Definition Theatre Company at the Den Theatre. By Mercedes White. Directed by Alana Arenas. With White, Kelson Michael McAuliffe, Julian Parker, Tyrone Phillips, Tiffany Addison, Kiandra Layne. Running time: 2hrs 10mins; one intermission.

Theater review by Kevin Thomas

In Chicago, 1918, Walter (Tyrone Phillips) and Lena (Mercedes White, also the playwright) have migrated from the South to pursue a better life, and their efforts are paying off—Walter takes pride in his job building railroads, and Lena is pregnant with their first child. With good friends nearby, a promotion up for grabs and a baby on the way, the pair seem poised to achieve the American Dream—if nothing goes wrong.

As a self-styled prequel to Lorraine Hansberry’s A Raisin in the Sun, the ambitions and style of Genesis loom before the curtain rises: the history of the African-American family, dreams and prosperity in a hostile country, race and racism and love. In 1959 it was groundbreaking; now it’s well-trodden ground. From the opening heady speeches and big dreams of its characters, it's clear Definition Theatre sets its sights on creating an encompassing, spiritual work.

White's dialogue is snappy, often comical, and well delivered. The play has worthy comments on systematic oppression, soulful monologues, and some particularly insightful moments when an Irish immigrant is brought into the fold. Yet it begins to struggle against the reality that we’ve heard all this before.

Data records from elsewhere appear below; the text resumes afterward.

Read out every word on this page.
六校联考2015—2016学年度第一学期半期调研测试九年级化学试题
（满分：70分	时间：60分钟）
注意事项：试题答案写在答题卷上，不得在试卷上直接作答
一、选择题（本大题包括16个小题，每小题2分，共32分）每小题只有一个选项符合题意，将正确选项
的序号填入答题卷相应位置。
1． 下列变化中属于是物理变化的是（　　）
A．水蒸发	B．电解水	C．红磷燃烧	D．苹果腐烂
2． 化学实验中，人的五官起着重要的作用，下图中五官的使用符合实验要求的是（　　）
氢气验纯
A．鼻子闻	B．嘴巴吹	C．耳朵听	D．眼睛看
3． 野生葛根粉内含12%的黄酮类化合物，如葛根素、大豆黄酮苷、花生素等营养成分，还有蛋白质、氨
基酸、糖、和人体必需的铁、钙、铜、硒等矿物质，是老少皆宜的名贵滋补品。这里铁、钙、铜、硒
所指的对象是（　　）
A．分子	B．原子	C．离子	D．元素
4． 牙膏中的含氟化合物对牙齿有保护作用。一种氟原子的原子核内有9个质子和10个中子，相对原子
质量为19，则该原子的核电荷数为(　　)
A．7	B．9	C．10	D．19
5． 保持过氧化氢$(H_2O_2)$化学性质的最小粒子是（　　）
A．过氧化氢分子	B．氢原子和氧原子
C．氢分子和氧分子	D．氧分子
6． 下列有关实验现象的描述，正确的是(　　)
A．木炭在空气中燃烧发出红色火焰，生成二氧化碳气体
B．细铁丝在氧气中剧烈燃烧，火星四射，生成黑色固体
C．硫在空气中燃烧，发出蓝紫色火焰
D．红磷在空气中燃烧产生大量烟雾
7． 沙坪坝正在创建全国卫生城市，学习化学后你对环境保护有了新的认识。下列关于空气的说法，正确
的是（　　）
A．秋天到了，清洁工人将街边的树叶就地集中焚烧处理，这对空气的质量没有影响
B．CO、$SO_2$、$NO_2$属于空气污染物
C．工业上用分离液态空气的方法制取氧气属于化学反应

And therein lies the big issue: Genesis sounds good, it’s performed well, but it feels familiar without being specific. The historical setting plays no demonstrable role except to be pre–civil rights. In fact, very few outside forces affect the family at all. This ends up reducing the stakes of those challenges that do come at them. The difficulties lack terror, the arguments lack fury. Happy families are all alike, and they are all rather uninteresting. So at the end of the day, it has to fall back on old devices to advance the plot.

Genesis feels too comfortable for its turbulent subject matter, more a paint-by-numbers piece than a creative experience.